JpGU-AGU Joint Meeting 2020

Presentation information

[E] Oral

S (Solid Earth Sciences ) » S-CG Complex & General

[S-CG63] Dynamics in mobile belts

convener:Yukitoshi Fukahata(Disaster Prevention Research Institute, Kyoto University), Ray Y Chuang(Department of Geography, National Taiwan University), Toru Takeshita(Department of Natural History Sciences, Graduate School of Science, Hokkaido University), Hikaru Iwamori(Earthquake Research Institute, The University of Tokyo)

[SCG63-14] High pressure electrical conductivity in a brine-saturated rock and microstructure of pores

*Tohru Watanabe1, Kenta Yoshida2, Katsuyoshi Michibayashi3 (1.University of Toyama, 2.Japan Agency for Marine-Earth Science and Technology, 3.Nagoya University)

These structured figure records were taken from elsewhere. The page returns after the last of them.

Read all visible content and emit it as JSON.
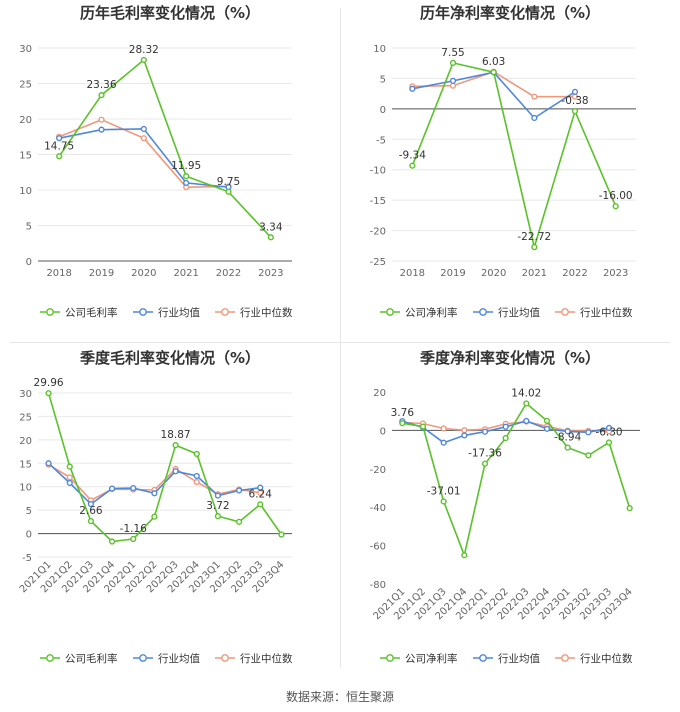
{
  "source": "数据来源：恒生聚源",
  "colors": {
    "company": "#5ac229",
    "industry_avg": "#4f87dd",
    "industry_median": "#f0987a"
  },
  "chart_data": [
    {
      "type": "line",
      "title": "历年毛利率变化情况（%）",
      "categories": [
        "2018",
        "2019",
        "2020",
        "2021",
        "2022",
        "2023"
      ],
      "ylim": [
        0,
        30
      ],
      "yticks": [
        0,
        5,
        10,
        15,
        20,
        25,
        30
      ],
      "grid": true,
      "legend_position": "bottom",
      "series": [
        {
          "name": "公司毛利率",
          "values": [
            14.75,
            23.36,
            28.32,
            11.95,
            9.75,
            3.34
          ]
        },
        {
          "name": "行业均值",
          "values": [
            17.3,
            18.5,
            18.6,
            11.0,
            10.4,
            null
          ]
        },
        {
          "name": "行业中位数",
          "values": [
            17.5,
            19.9,
            17.3,
            10.4,
            10.5,
            null
          ]
        }
      ],
      "data_labels": [
        {
          "index": 0,
          "text": "14.75"
        },
        {
          "index": 1,
          "text": "23.36"
        },
        {
          "index": 2,
          "text": "28.32"
        },
        {
          "index": 3,
          "text": "11.95"
        },
        {
          "index": 4,
          "text": "9.75"
        },
        {
          "index": 5,
          "text": "3.34"
        }
      ]
    },
    {
      "type": "line",
      "title": "历年净利率变化情况（%）",
      "categories": [
        "2018",
        "2019",
        "2020",
        "2021",
        "2022",
        "2023"
      ],
      "ylim": [
        -25,
        10
      ],
      "yticks": [
        -25,
        -20,
        -15,
        -10,
        -5,
        0,
        5,
        10
      ],
      "grid": true,
      "legend_position": "bottom",
      "series": [
        {
          "name": "公司净利率",
          "values": [
            -9.34,
            7.55,
            6.03,
            -22.72,
            -0.38,
            -16.0
          ]
        },
        {
          "name": "行业均值",
          "values": [
            3.3,
            4.6,
            6.0,
            -1.5,
            2.8,
            null
          ]
        },
        {
          "name": "行业中位数",
          "values": [
            3.7,
            3.8,
            6.1,
            2.0,
            2.0,
            null
          ]
        }
      ],
      "data_labels": [
        {
          "index": 0,
          "text": "-9.34"
        },
        {
          "index": 1,
          "text": "7.55"
        },
        {
          "index": 2,
          "text": "6.03"
        },
        {
          "index": 3,
          "text": "-22.72"
        },
        {
          "index": 4,
          "text": "-0.38"
        },
        {
          "index": 5,
          "text": "-16.00"
        }
      ]
    },
    {
      "type": "line",
      "title": "季度毛利率变化情况（%）",
      "categories": [
        "2021Q1",
        "2021Q2",
        "2021Q3",
        "2021Q4",
        "2022Q1",
        "2022Q2",
        "2022Q3",
        "2022Q4",
        "2023Q1",
        "2023Q2",
        "2023Q3",
        "2023Q4"
      ],
      "ylim": [
        -5,
        30
      ],
      "yticks": [
        -5,
        0,
        5,
        10,
        15,
        20,
        25,
        30
      ],
      "grid": true,
      "legend_position": "bottom",
      "series": [
        {
          "name": "公司毛利率",
          "values": [
            29.96,
            14.3,
            2.66,
            -1.7,
            -1.16,
            3.6,
            18.87,
            17.0,
            3.72,
            2.5,
            6.24,
            -0.2
          ]
        },
        {
          "name": "行业均值",
          "values": [
            15.0,
            10.8,
            6.3,
            9.6,
            9.7,
            8.6,
            13.3,
            12.3,
            8.1,
            9.2,
            9.8,
            null
          ]
        },
        {
          "name": "行业中位数",
          "values": [
            14.7,
            12.0,
            7.1,
            9.5,
            9.4,
            9.3,
            13.8,
            11.0,
            8.4,
            9.4,
            8.7,
            null
          ]
        }
      ],
      "data_labels": [
        {
          "index": 0,
          "text": "29.96"
        },
        {
          "index": 2,
          "text": "2.66"
        },
        {
          "index": 4,
          "text": "-1.16"
        },
        {
          "index": 6,
          "text": "18.87"
        },
        {
          "index": 8,
          "text": "3.72"
        },
        {
          "index": 10,
          "text": "6.24"
        }
      ]
    },
    {
      "type": "line",
      "title": "季度净利率变化情况（%）",
      "categories": [
        "2021Q1",
        "2021Q2",
        "2021Q3",
        "2021Q4",
        "2022Q1",
        "2022Q2",
        "2022Q3",
        "2022Q4",
        "2023Q1",
        "2023Q2",
        "2023Q3",
        "2023Q4"
      ],
      "ylim": [
        -80,
        20
      ],
      "yticks": [
        -80,
        -60,
        -40,
        -20,
        0,
        20
      ],
      "grid": false,
      "legend_position": "bottom",
      "series": [
        {
          "name": "公司净利率",
          "values": [
            3.76,
            2.0,
            -37.01,
            -65.0,
            -17.36,
            -4.0,
            14.02,
            5.0,
            -8.94,
            -13.0,
            -6.3,
            -40.5
          ]
        },
        {
          "name": "行业均值",
          "values": [
            4.8,
            1.5,
            -6.4,
            -2.6,
            -0.7,
            1.9,
            4.9,
            0.8,
            -0.5,
            -1.0,
            1.3,
            null
          ]
        },
        {
          "name": "行业中位数",
          "values": [
            4.1,
            3.6,
            1.0,
            0.1,
            0.6,
            3.4,
            4.6,
            2.1,
            -0.2,
            -0.3,
            -0.5,
            null
          ]
        }
      ],
      "data_labels": [
        {
          "index": 0,
          "text": "3.76"
        },
        {
          "index": 2,
          "text": "-37.01"
        },
        {
          "index": 4,
          "text": "-17.36"
        },
        {
          "index": 6,
          "text": "14.02"
        },
        {
          "index": 8,
          "text": "-8.94"
        },
        {
          "index": 10,
          "text": "-6.30"
        }
      ]
    }
  ]
}
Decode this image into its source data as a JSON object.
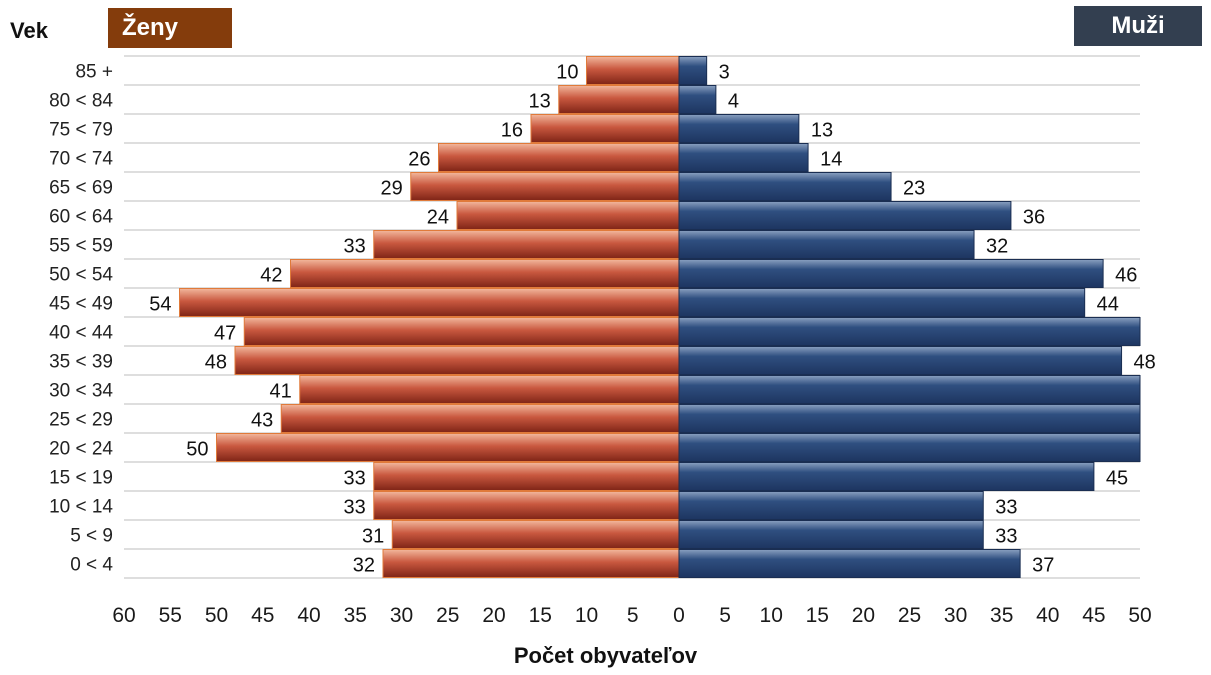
{
  "chart_data": {
    "type": "bar",
    "orientation": "horizontal",
    "subtype": "population-pyramid",
    "ylabel": "Vek",
    "xlabel": "Počet obyvateľov",
    "categories": [
      "85 +",
      "80 < 84",
      "75 < 79",
      "70 < 74",
      "65 < 69",
      "60 < 64",
      "55 < 59",
      "50 < 54",
      "45 < 49",
      "40 < 44",
      "35 < 39",
      "30 < 34",
      "25 < 29",
      "20 < 24",
      "15 < 19",
      "10 < 14",
      "5 < 9",
      "0 < 4"
    ],
    "series": [
      {
        "name": "Ženy",
        "side": "left",
        "color": "#b5483b",
        "values": [
          10,
          13,
          16,
          26,
          29,
          24,
          33,
          42,
          54,
          47,
          48,
          41,
          43,
          50,
          33,
          33,
          31,
          32
        ]
      },
      {
        "name": "Muži",
        "side": "right",
        "color": "#2a4a7b",
        "values": [
          3,
          4,
          13,
          14,
          23,
          36,
          32,
          46,
          44,
          50,
          48,
          50,
          50,
          50,
          45,
          33,
          33,
          37
        ],
        "labels": [
          "3",
          "4",
          "13",
          "14",
          "23",
          "36",
          "32",
          "46",
          "44",
          "",
          "48",
          "",
          "",
          "",
          "45",
          "33",
          "33",
          "37"
        ]
      }
    ],
    "xlim_left": [
      0,
      60
    ],
    "xlim_right": [
      0,
      50
    ],
    "xticks": [
      "60",
      "55",
      "50",
      "45",
      "40",
      "35",
      "30",
      "25",
      "20",
      "15",
      "10",
      "5",
      "0",
      "5",
      "10",
      "15",
      "20",
      "25",
      "30",
      "35",
      "40",
      "45",
      "50"
    ],
    "grid": true,
    "legend_placement": "top"
  },
  "legend": {
    "female": "Ženy",
    "male": "Muži"
  },
  "colors": {
    "female_legend": "#843c0c",
    "male_legend": "#333f50",
    "female_bar": "#b5483b",
    "male_bar": "#2a4a7b"
  }
}
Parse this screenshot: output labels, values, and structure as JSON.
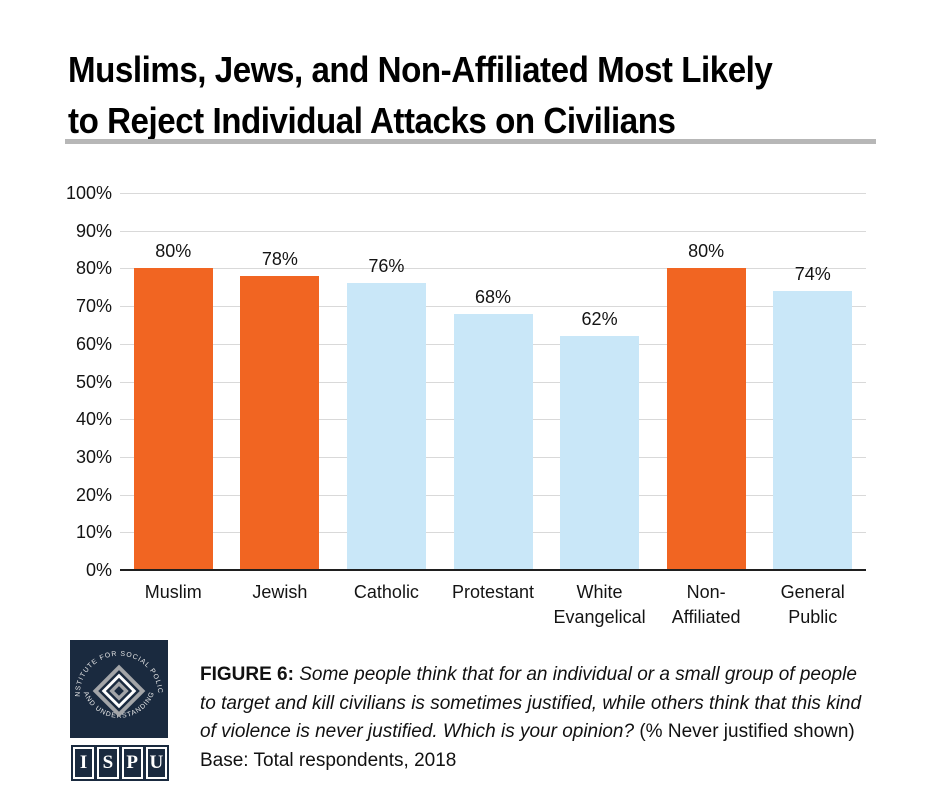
{
  "title": {
    "line1": "Muslims, Jews, and Non-Affiliated Most Likely",
    "line2": "to Reject Individual Attacks on Civilians"
  },
  "chart_data": {
    "type": "bar",
    "title": "Muslims, Jews, and Non-Affiliated Most Likely to Reject Individual Attacks on Civilians",
    "categories": [
      "Muslim",
      "Jewish",
      "Catholic",
      "Protestant",
      "White Evangelical",
      "Non-Affiliated",
      "General Public"
    ],
    "category_lines": [
      [
        "Muslim"
      ],
      [
        "Jewish"
      ],
      [
        "Catholic"
      ],
      [
        "Protestant"
      ],
      [
        "White",
        "Evangelical"
      ],
      [
        "Non-",
        "Affiliated"
      ],
      [
        "General",
        "Public"
      ]
    ],
    "values": [
      80,
      78,
      76,
      68,
      62,
      80,
      74
    ],
    "data_labels": [
      "80%",
      "78%",
      "76%",
      "68%",
      "62%",
      "80%",
      "74%"
    ],
    "bar_colors": [
      "#F16522",
      "#F16522",
      "#C9E7F8",
      "#C9E7F8",
      "#C9E7F8",
      "#F16522",
      "#C9E7F8"
    ],
    "y_ticks": [
      "100%",
      "90%",
      "80%",
      "70%",
      "60%",
      "50%",
      "40%",
      "30%",
      "20%",
      "10%",
      "0%"
    ],
    "ylim": [
      0,
      100
    ],
    "grid": true,
    "legend": false,
    "xlabel": "",
    "ylabel": "",
    "highlight_color": "#F16522",
    "default_color": "#C9E7F8",
    "gridline_color": "#d9d9d9"
  },
  "footer": {
    "caption_label": "FIGURE 6:",
    "caption_italic": "Some people think that for an individual or a small group of people to target and kill civilians is sometimes justified, while others think that this kind of violence is never justified. Which is your opinion?",
    "caption_plain": "(% Never justified shown) Base: Total respondents, 2018",
    "logo": {
      "arc_top": "INSTITUTE FOR SOCIAL POLICY",
      "arc_bottom": "AND UNDERSTANDING",
      "letters": [
        "I",
        "S",
        "P",
        "U"
      ],
      "navy": "#1a2a3f",
      "gray": "#a3a5a8"
    }
  }
}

Keywords:crack, electrical conductivity, fluid

Pores in rocks will close under pressures to increase seismic velocities and decrease transport properties. Experimental studies have shown that the interconnected fluid path is maintained even at the pressure of 1 GPa (e.g., Brace et al., 1965). Watanabe et al. (2019) suggested that wide aperture parts in cracks form interconnected paths to govern electrical conductivity at high pressures. In order to understand the nature of wide aperture parts in cracks, we conducted SEM-EBSD and FIB-SEM observations on a granitic rock (Aji granite). SEM-EBSD studied the crystallographic orientation of grains to distinguish grain boundary and intragrain cracks. FIB-SEM made sequential images of grain boundary and intragrain cracks. One quartz-quartz grain boundary crack shows large variation in aperture along the crack. Quartz grain boundaries are faceted and euhedral small quartz grains (a few micrometers) are seen within wide aperture parts. These observations suggest that the grain boundary was filled with a fluid at high temperature. On the other hand, an intragrain crack in a quartz grain shows little variation in the aperture. Microstructure of pores must be controlled by coexisting fluids in depths.